BusinessWeek Logo
Technology November 17, 2006, 1:21AM EST

HP Poised to Unseat IBM

In its fourth quarter, Hewlett-Packard's business divisions pulled together to deliver solid revenue and profit growth. Watch out, Big Blue

Hewlett-Packard (HPQ) has taken a big step toward laying official claim to the title of world's biggest tech company. On Nov. 16 the Palo Alto (Calif.) company reported fourth-quarter earnings that, thanks to all its business units performing well, exceed the annual sales IBM (IBM) is expected to post in its fourth quarter, which ends Dec. 31. "This has been a defining year for HP," a buoyant Chief Executive Mark Hurd told reporters during a conference call. And no, he wasn't referring to the pretexting scandal that dominated headlines earlier this fall.

Instead, Hurd was discussing fourth-quarter results that put to rest many of the questions that have dogged HP in recent years. For the past decade, investors and industry analysts have wondered whether the company had become too diverse to be manageable. For a lot of those years, nearly all of the company's profits came from its printer business—or more specifically, its hugely profitable ink cartridge business. But this quarter, all of the company's main businesses more than pulled their weight.

Balanced Performance

Even HP's inconsistent corporate computing arm, a frequent money-loser in the past, delivered a 42% increase in operating profits, on 4% revenue growth, to $4.7 billion for the quarter. And two of HP's historic weak spots—PCs and software—showed impressive gains. The PC unit recorded revenue growth of 10%, while sales for the software unit grew 14% for the quarter. Says Hurd: "This was one of the most balanced financial performances we've delivered in a long time."

The result is a company on a roll. Overall revenues grew 7.2%, to $24.6 billion for the quarter, impressive for a company the size of HP. For the year, HP pulled in sales of $91.7 billion, a 6% increase. That's a smidgen ahead of IBM's projected annual sales, making HP tech's biggest player. HP generated $11.4 billion in cash for the year, up from $3.3 billion the year before.
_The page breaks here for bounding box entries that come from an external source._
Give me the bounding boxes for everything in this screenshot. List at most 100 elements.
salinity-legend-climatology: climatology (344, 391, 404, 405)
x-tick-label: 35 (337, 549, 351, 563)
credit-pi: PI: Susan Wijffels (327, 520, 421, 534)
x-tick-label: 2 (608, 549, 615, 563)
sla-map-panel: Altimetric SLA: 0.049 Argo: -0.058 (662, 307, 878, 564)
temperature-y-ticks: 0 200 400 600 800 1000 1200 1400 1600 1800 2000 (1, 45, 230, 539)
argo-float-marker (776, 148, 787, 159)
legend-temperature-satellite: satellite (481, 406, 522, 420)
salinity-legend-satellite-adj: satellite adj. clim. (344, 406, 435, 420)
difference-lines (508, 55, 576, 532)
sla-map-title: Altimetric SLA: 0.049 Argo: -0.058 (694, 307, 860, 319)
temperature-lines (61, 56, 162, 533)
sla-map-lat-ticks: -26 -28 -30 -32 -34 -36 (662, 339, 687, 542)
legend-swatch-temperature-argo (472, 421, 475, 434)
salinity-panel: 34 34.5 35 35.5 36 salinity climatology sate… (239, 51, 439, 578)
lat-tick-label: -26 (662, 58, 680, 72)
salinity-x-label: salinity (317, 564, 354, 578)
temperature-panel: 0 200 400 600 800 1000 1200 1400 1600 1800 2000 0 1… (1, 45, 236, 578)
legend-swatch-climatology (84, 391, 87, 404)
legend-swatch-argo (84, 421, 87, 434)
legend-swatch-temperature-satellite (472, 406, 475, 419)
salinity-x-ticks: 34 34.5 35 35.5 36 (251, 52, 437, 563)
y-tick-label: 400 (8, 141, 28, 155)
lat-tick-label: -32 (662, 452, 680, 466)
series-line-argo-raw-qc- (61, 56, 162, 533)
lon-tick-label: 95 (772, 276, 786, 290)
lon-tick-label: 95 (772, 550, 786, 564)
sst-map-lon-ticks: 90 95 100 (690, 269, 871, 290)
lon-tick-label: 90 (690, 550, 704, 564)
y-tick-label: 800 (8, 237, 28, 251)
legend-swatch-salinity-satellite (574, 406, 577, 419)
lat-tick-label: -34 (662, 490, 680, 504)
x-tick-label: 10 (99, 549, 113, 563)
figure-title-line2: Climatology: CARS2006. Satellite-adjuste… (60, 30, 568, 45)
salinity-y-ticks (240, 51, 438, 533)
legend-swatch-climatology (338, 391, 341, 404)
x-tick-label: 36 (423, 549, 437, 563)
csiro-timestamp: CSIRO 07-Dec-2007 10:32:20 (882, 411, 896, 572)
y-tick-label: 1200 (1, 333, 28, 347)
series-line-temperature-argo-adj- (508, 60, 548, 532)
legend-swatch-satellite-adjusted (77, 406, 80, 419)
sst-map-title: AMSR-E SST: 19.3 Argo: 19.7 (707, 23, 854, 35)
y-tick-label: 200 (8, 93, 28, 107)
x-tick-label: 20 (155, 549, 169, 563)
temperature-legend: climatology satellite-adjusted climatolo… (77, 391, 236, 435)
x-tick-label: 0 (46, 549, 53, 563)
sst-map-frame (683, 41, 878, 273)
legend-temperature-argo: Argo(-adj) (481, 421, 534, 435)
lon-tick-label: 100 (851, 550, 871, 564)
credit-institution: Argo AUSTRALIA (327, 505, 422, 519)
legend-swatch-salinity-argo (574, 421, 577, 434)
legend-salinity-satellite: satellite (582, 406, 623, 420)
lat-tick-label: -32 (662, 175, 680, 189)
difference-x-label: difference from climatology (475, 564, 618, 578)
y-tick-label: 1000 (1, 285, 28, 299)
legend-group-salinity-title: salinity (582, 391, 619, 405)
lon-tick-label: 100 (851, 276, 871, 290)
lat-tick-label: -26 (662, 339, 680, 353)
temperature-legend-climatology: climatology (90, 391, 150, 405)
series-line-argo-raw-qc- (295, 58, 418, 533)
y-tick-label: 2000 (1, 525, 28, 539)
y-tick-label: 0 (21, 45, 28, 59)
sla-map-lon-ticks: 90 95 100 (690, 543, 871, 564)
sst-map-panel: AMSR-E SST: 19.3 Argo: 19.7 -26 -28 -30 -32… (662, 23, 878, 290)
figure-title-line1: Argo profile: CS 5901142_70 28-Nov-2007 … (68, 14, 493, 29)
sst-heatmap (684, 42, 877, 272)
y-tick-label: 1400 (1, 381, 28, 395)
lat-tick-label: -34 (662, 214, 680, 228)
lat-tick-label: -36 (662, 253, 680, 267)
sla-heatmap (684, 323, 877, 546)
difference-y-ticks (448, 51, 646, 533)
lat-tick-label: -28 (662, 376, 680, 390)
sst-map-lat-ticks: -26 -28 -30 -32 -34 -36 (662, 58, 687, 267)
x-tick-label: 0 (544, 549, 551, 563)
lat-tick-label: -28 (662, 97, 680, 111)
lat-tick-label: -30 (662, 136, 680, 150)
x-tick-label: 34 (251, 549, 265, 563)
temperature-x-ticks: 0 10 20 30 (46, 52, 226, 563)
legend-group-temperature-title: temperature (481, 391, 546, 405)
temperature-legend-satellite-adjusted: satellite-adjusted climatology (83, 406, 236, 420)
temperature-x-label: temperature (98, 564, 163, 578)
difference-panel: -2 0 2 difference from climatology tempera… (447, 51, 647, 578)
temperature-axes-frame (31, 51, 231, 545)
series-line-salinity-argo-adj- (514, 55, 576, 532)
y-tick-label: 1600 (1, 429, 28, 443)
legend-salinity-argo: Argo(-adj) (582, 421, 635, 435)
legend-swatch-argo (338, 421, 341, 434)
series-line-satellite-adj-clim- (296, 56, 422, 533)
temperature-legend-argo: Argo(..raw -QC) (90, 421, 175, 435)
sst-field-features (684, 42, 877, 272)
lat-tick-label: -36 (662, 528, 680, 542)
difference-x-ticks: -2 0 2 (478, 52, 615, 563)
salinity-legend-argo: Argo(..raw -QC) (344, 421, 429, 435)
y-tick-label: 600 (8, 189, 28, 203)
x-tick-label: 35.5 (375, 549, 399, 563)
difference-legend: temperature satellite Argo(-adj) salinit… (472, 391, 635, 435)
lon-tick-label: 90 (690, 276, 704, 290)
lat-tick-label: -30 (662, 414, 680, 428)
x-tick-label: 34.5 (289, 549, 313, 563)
That leaves it with $16.4 billion in cash, up from $13.9 billion at the end of the previous year.

Hurd raised HP earnings targets for the first fiscal quarter of 2007, making it the fourth time in the past five quarters he has done so. HP now expects first-quarter sales to be around $24.2 billion, with full-year 2007 sales expected to come in at $97 billion, or 5.7% higher than fiscal 2006.

Servers and Laptops

HP is positioned to take advantage of some the biggest growth opportunities in the technology sector. While its sales of high-end storage gear and servers based on old proprietary technologies are slumping, the company is doing fine selling the kind of "industry-standard" servers that most corporate buyers prefer because they're less expensive and more energy-efficient. By coupling these servers—particularly the fast-growing segment for so-called blade servers that can be packed like so many books into a single rack—with its storage, services, and software, the company looks poised to become a more credible soup-to-nuts rival to IBM for the biggest corporate deals. That's particularly true if HP can successful integrate the operations of recently acquired Mercury Interactive (see BusinessWeek.com, 7/29/06, "Mercury's Star Rises"). Technology Business Research analyst John Spooner says that "HP's server business is firing on all cylinders and the company may have gained blade share from rival IBM."

The most impressive turnaround may well be in the company's huge PC unit, the Personal Systems Group. Sales for the quarter grew 10%, to $7.8 billion. Such double-digit growth stands up well against long-time rival Dell (DELL), which is expected to boost sales just 4.3% in its fiscal year ending Jan. 31.